Clima favorece colheita de café

Não há risco de geada nas lavouras pelo menos até o fim deste mês. Safra deve chegar a 47,5 milhões de sacas

Tomas Okuda, O Estado de S.Paulo

20 de julho de 2011 | 00h00

Os produtores de café estão concentrados nos trabalhos de colheita da safra 2011/2012. A Exportadora Comexim, de Santos (SP), estima que cerca de 40% do volume total já esteja colhido. Conforme o trader John Wolthers, da Comexim, a safra deste ano "é de muito boa qualidade e o padrão climático, até o momento, traz alívio por não ter havido uma geada de grandes proporções". A Somar Meteorologia informa que o clima deve continuar seco, sem risco de geadas nos cafezais, pelo menos até o fim deste mês.

A exportadora prevê a atual safra brasileira em 47,5 milhões de sacas de 60 quilos, dos quais 32,3 milhões de sacas de arábica e 15,2 milhões de sacas de robusta (conillon). Previsão oficial da Companhia Nacional de Abastecimento (Conab) projeta a safra em 43,5 milhões de sacas (32,2 milhões de arábica e 11,3 milhões de robusta).

Estoques. A Comexim estima que o estoque de passagem de café no Brasil seja muito baixo, de 4,05 milhões de sacas em 1.º de julho passado.
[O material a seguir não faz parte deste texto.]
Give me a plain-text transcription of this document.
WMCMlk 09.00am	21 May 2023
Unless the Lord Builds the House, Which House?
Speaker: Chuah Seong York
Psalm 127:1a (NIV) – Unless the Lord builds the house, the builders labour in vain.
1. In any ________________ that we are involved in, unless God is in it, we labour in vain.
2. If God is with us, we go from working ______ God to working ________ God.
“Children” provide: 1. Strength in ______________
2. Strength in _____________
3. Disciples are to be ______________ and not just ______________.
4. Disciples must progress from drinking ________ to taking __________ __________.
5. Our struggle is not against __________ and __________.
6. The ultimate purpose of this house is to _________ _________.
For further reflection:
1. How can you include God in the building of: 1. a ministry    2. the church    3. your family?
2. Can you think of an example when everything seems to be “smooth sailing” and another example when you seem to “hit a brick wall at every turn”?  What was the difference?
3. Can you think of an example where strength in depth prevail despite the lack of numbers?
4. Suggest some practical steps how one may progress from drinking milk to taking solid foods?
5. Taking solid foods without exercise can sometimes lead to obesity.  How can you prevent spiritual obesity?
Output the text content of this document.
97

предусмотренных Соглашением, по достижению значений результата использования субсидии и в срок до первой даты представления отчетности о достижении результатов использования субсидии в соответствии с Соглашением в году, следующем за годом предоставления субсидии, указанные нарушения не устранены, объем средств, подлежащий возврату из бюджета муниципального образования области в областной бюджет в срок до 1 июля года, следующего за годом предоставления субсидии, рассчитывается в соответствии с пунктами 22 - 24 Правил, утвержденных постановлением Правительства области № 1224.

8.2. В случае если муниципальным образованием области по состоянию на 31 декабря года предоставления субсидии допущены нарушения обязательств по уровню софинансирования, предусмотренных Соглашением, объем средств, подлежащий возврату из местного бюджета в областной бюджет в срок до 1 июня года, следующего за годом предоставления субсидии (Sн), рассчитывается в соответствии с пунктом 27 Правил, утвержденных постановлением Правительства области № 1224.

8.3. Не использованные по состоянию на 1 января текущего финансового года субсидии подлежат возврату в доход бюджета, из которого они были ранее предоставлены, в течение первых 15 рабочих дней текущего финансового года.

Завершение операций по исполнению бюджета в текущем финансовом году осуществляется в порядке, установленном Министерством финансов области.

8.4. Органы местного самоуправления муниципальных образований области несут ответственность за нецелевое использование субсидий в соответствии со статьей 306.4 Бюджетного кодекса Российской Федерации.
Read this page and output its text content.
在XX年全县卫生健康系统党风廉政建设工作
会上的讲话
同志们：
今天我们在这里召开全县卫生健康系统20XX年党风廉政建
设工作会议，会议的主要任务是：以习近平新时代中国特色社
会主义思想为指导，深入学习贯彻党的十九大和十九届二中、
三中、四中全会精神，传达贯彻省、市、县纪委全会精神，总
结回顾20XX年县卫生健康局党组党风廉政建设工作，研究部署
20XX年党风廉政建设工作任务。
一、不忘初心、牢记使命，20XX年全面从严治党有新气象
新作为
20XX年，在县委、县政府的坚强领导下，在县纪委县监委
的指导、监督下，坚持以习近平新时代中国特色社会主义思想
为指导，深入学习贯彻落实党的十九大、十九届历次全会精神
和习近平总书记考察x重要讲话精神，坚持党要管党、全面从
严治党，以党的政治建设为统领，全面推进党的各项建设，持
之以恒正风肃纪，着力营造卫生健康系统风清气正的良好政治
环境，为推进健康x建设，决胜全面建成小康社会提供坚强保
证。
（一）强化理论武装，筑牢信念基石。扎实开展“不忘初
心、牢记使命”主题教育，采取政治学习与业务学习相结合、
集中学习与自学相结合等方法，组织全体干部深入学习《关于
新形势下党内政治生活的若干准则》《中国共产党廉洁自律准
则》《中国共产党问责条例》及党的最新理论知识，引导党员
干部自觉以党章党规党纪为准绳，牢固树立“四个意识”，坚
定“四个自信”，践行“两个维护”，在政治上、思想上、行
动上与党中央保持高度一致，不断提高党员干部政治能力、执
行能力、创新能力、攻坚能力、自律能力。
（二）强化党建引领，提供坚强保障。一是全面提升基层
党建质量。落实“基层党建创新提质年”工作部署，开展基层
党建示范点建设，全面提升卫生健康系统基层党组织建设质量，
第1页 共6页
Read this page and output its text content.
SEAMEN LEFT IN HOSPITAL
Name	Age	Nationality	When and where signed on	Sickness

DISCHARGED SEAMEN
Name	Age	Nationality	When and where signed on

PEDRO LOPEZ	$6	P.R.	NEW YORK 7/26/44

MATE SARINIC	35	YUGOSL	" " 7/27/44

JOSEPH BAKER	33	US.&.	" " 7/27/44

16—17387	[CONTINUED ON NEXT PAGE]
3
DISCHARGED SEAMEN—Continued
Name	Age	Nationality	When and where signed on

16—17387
De acordo com a empresa, o volume considera o estoque do governo, que está projetado em 2,04 milhões de sacas, e da iniciativa privada.

Conforme Wolthers, o aumento do consumo interno, estimulado pelo crescimento da economia brasileira, e a alta demanda do exterior, "deixam uma situação (de oferta) muito apertada, especialmente para o primeiro semestre de 2012".

Apesar disso, a Comexim avalia que a previsão do estoque de passagem ficou até acima do esperado, "especialmente quando se leva em consideração que nos últimos 12 meses as exportações brasileiras de café foram recorde". Segundo dados do Conselho dos Exportadores de Café (Cecafé), o ano safra 2010/2011 (julho de 2010 a junho de 2011) foi o melhor de toda a história do produto no País, em termos de volume e receita de exportação.

O faturamento foi de US$ 7,4 bilhões, para um volume recorde de 34,9 milhões de sacas. "O Brasil ganhou muito no período", diz Wolthers.

O trader acrescenta que as cotações do café recuaram nos últimos meses no mercado internacional, mas ainda estão historicamente altas. "O produtor teve preços que nem sequer imaginava", garante ele.

O contrato futuro do grão na Bolsa de Nova York, base setembro, chegou a ter pico de 309 centavos de dólar por libra-peso no início de maio. Desde então, o contrato apresentou desvalorização de cerca de 18% e encerrou na sexta-feira cotado a 253,50 centavos de dólar. No mercado interno, produto do sul de Minas, de boa qualidade, está cotado a R$ 450 a saca. No pico de alta, o mesmo café chegou a valer R$ 540 a saca.